The DART spacecraft will have a mass of 550 kg, and will strike Didymoon at 6 km/s. Striking an asteroid five times smaller with a spacecraft more than 200 times larger and moving three times faster should deliver sufficient impact energy to achieve the first ever asteroid deflection experiment for planetary defence.

A proposed ESA mission called Hera would then visit Didymos to survey the diverted asteroid, measure its mass and perform high-resolution mapping of the crater left by the DART impact.

"The actual relation between projectile size, speed and crater size in environments is still poorly understood," adds Patrick, also serving as Hera's lead scientist. "Having both SCI and Hera data on crater sizes in two different impact speed regimes will offer crucial insights.

"These scaling laws are also crucial on a practical basis, because they underpin how our calculations estimating the efficiency of asteroid deflection are made, taking account the properties of the asteroid material as well as the impact velocity involved.

Hera is the European contribution to an ESA-NASA double-spacecraft AIDA mission, which is intended to test whether a kinetic deflection technique can be used to shift the orbit of an asteroid. The target of the mission is a double asteroid system, called Didymos, which will come a comparatively close 11 million km to Earth in 2022. The 800 m-diameter main body is orbited by a 170 m-diameter moon, informally called ‘Didymoon’. In 2022, NASA's DART spacecraft will first perform a kinetic impact on the smaller of the two bodies, and, later, Hera will follow-up with a detailed post-impact survey that will turn this grand-scale experiment into a well-understood and repeatable planetary defence technique. Hera will also gather crucial scientific data on asteroids as a whole by carefully studying the exterior and interior properties of both bodies in the system. The spacecraft will also host two 6-unit cubesats that will be deployed near Didymos to perform, for the first time ever, multi-point measurements in a “mother-daughter” configuration. A novel intersatellite link will be used to establish a flexible communications network supporting the close-proximity operations in very low-gravity conditions, a crucial step for future exploration activities around small bodies. As of 2018, Hera, a further optimisation of ESA’s earlier proposed Asteroid Impact Mission, was in Phase B1 of mission development in preparation of the Agency’s Council of Ministers at European Level in late 2019. Credit: ESA

"This is why Hera is so important; not only will we have DART's full-scale test of asteroid deflection in space, but also Hera's detailed follow-up survey to discover Didymoon's composition and structure. Hera will also record the precise shape of the DART crater, right down to centimetre scale.

"So, building on this Hayabusa2 impact experiment, DART and Hera between them will go on to close the gap in asteroid deflection techniques, bringing us to a point where such a method might be used for real."
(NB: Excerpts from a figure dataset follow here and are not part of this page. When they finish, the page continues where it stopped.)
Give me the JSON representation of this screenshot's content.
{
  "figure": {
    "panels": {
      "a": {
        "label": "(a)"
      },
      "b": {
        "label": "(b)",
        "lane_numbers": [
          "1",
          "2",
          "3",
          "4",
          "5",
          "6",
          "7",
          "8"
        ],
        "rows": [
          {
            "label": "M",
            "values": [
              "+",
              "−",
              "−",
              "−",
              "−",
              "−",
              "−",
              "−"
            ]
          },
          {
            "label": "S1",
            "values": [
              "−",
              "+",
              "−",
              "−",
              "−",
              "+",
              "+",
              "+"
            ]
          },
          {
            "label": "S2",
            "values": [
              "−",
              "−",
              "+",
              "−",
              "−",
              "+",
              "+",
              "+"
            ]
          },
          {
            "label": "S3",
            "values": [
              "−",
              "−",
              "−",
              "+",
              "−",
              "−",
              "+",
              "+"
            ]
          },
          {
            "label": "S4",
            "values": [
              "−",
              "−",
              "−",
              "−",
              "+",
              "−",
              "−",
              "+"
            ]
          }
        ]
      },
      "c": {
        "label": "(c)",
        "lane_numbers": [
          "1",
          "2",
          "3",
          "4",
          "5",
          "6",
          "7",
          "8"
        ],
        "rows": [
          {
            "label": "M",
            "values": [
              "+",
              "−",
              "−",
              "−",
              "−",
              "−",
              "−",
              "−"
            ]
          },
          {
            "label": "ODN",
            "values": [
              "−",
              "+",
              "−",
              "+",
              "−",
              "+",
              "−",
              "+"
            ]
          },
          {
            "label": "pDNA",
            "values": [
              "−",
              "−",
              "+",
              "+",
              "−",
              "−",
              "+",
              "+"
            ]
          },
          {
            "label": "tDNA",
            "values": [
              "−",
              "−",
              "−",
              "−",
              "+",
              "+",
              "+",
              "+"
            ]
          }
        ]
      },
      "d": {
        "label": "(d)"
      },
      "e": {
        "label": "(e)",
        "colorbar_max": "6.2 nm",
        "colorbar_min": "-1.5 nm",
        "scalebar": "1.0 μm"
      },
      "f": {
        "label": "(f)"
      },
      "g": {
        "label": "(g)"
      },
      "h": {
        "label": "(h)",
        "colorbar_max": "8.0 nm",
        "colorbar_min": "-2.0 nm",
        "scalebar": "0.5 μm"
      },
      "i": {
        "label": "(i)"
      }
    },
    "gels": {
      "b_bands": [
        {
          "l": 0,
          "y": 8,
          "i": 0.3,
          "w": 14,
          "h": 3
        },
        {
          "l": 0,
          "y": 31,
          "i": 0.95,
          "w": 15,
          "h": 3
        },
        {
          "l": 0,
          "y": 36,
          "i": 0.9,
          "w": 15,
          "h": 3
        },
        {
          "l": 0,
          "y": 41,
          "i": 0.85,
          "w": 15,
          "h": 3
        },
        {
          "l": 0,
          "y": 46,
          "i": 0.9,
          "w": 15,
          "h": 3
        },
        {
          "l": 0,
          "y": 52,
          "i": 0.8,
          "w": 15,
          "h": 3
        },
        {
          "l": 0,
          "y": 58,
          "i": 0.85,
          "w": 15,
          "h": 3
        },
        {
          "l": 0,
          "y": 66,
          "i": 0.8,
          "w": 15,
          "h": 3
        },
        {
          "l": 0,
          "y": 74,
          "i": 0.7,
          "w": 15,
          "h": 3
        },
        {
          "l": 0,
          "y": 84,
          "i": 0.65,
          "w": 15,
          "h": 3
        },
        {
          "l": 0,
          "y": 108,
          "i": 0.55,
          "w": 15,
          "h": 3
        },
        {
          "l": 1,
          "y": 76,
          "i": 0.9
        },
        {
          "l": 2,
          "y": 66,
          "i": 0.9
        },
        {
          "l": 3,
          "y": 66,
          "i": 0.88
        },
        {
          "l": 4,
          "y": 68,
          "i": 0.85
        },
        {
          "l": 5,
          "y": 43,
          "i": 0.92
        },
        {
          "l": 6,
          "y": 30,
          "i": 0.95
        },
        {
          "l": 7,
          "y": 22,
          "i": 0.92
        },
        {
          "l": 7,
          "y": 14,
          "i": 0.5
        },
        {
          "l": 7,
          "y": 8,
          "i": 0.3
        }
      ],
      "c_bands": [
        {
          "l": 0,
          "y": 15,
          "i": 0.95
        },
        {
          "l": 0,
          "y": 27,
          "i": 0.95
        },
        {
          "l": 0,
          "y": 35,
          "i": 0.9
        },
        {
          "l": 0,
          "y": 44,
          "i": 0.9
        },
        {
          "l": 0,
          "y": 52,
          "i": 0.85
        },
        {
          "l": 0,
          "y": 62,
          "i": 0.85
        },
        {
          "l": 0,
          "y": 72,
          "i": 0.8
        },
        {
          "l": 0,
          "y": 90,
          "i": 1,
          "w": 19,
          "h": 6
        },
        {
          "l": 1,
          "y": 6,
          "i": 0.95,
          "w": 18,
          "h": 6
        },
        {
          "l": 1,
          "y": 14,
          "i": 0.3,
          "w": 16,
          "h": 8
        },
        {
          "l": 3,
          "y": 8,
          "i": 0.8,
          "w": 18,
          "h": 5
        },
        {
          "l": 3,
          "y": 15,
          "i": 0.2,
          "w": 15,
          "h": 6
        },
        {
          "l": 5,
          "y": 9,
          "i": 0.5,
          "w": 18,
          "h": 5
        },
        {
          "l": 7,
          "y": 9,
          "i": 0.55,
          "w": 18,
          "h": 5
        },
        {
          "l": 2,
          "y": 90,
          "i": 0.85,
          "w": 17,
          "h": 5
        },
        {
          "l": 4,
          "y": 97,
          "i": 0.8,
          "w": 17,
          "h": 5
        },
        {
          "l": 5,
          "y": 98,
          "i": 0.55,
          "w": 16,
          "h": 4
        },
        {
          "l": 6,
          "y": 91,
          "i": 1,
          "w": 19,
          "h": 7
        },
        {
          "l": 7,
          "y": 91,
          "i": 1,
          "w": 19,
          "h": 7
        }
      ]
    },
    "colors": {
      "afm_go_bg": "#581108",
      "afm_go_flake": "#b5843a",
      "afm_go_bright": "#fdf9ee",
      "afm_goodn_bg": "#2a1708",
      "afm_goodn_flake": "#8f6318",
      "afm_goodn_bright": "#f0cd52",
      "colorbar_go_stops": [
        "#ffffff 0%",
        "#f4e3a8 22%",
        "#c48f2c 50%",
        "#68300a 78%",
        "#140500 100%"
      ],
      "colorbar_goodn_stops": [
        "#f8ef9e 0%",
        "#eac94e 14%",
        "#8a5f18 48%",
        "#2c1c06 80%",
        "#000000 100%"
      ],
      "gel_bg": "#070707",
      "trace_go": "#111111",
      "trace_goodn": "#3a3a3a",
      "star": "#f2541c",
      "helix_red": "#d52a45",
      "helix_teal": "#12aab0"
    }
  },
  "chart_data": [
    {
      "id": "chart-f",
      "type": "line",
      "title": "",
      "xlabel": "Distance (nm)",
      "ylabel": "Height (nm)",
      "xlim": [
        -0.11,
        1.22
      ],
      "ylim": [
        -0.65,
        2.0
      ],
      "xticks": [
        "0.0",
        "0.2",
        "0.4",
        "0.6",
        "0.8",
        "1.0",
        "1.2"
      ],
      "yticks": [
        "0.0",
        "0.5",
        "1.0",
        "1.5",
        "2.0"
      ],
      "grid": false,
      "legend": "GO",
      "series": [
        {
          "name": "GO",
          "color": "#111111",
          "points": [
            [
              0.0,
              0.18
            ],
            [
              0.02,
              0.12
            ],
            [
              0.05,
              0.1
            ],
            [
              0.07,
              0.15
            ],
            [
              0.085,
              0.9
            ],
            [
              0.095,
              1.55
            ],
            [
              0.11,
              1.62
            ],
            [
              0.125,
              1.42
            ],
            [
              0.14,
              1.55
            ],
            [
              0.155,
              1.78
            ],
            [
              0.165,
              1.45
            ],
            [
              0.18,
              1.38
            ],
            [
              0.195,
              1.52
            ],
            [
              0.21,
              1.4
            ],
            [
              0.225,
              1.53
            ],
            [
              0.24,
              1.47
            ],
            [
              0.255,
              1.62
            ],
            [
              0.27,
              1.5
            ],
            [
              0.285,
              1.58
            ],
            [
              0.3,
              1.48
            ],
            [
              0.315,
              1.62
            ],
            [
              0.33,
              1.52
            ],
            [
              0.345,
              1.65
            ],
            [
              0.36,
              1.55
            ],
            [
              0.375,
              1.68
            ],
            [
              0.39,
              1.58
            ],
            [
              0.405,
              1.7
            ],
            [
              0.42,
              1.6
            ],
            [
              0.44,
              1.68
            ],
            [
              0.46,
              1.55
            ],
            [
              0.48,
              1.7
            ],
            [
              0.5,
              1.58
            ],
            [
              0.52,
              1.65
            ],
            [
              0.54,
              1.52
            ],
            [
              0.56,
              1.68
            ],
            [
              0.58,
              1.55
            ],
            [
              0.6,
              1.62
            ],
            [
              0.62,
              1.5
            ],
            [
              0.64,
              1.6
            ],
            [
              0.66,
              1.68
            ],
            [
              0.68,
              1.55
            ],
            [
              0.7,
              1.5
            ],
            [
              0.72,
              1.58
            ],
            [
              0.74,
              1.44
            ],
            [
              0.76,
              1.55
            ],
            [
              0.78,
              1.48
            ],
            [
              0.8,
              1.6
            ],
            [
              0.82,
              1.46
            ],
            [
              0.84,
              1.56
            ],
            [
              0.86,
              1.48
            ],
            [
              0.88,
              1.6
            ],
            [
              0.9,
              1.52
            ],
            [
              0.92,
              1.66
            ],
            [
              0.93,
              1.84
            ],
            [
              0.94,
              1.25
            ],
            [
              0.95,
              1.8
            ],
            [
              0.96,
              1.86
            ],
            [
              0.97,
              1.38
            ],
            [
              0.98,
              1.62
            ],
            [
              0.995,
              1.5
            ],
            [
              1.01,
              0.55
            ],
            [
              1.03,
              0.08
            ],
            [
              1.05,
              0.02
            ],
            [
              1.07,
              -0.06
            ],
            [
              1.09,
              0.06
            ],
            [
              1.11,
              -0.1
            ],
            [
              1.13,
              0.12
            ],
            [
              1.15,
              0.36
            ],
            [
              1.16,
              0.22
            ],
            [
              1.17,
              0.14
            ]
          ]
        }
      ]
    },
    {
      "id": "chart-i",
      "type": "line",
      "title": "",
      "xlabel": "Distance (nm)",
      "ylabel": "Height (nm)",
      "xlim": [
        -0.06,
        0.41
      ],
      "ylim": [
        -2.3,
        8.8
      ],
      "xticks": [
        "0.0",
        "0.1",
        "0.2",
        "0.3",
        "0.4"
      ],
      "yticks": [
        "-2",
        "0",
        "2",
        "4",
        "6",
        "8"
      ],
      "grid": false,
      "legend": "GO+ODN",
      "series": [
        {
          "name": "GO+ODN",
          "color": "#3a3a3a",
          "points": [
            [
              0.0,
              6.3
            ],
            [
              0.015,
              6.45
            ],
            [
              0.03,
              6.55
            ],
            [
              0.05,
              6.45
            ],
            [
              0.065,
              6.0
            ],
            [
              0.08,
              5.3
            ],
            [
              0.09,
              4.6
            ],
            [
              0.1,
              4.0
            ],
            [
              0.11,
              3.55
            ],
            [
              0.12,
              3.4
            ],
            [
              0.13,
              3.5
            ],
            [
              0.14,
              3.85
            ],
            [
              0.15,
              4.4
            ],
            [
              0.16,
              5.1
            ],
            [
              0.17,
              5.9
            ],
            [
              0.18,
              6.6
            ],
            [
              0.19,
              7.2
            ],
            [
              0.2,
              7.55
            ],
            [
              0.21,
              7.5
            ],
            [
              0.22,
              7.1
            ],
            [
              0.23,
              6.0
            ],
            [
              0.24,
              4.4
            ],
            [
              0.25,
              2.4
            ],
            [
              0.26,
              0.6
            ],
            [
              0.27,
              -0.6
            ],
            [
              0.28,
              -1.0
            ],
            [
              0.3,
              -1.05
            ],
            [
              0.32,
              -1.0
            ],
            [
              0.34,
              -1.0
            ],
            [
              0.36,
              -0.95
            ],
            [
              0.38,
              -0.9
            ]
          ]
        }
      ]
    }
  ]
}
Didymoon will also be by far the smallest asteroid ever explored, so will offer insights into the cohesion of material in an environment whose gravity is more than a million times weaker than our own – an alien situation extremely challenging to simulate.

In 2004, NASA's Deep Impact spacecraft launched an impactor into comet Tempel 1. The body was subsequently revisited, but the artificial crater was hard to pinpoint – largely because the comet had flown close to the Sun in the meantime, and its heating would have modified the surface.

Hera will visit Didymoon around four years after DART's impact, but because it is an inactive asteroid in deep space, no such modification will occur. "The crater will still be 'fresh' for Hera," Patrick concludes.